Farish A Noor's The Other Malaysia: Writings on Malaysia's Subaltern History is a series of impotent yelps that by some alchemy were posted on the Web site malaysiakini over a period of several years. In 2005 it had a second printing. The very subtitle contains the seeds of his own defeat although, clearly, Noor is an educated man.
But what kind of education has he had? The most prominent method is postmodernism which, angled full-tilt at colonialism, has resulted in a strong brew. But ready-to-wear. Noor's dialectic 'imagines' the world in such a way that prevents him from either moving forward (he distrusts contemporary Malaysian politicians) or moving back (he despises the English overlord). So he spins on a narrow axis, waving his arms, and shouting 'not fair'.
"The technocrats and securocrats have responded to the emergence of these sites [Web sites not controlled by the traditional governmental arms of censorship] with alarm and suspicion," he writes in the first essay ('Many Other Malaysias').
In 'The Sultan Who could not Stay Put (Part 1)' Noor then shifts aim and coughs up the standard post-colonial theory that has prevented emerging economies from reaching their full potential. The colonial system is a "sorry state of affairs", where subjugation by the british is "part and parcel" of an inhuman hegemony.
Because of the "universal standard of all progress" applied by the Brits, Malays were disadvantaged.

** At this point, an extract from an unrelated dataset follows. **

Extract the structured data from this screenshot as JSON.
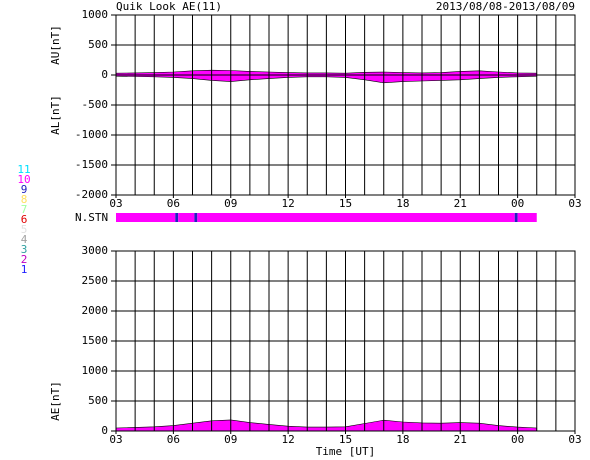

The words of a white rajah are "boorish" and any methods of discrimination were "simplistic categorisations". Honours from the British crown were "poisonous gifts".
This trope continues to preoccupy Noor in the present age, where favoured status accorded by the U.S. are "gilded baubles".
Noor's prose is, typically for former colonial subjects, long-winded and slightly archaic, as if he were afraid that any innovation or concession to readability might be mistaken for weakness. He refuses to even consider alternative narratives, beyond the standard post-colonial one that so many Western academics and pundits produce, ad nauseam, in the respected periodicals of record in countries like Australia.
The book was a gift so I am slightly ashamed to give it so poor a ranking, but execrable it is, truly and verily. Forsooth.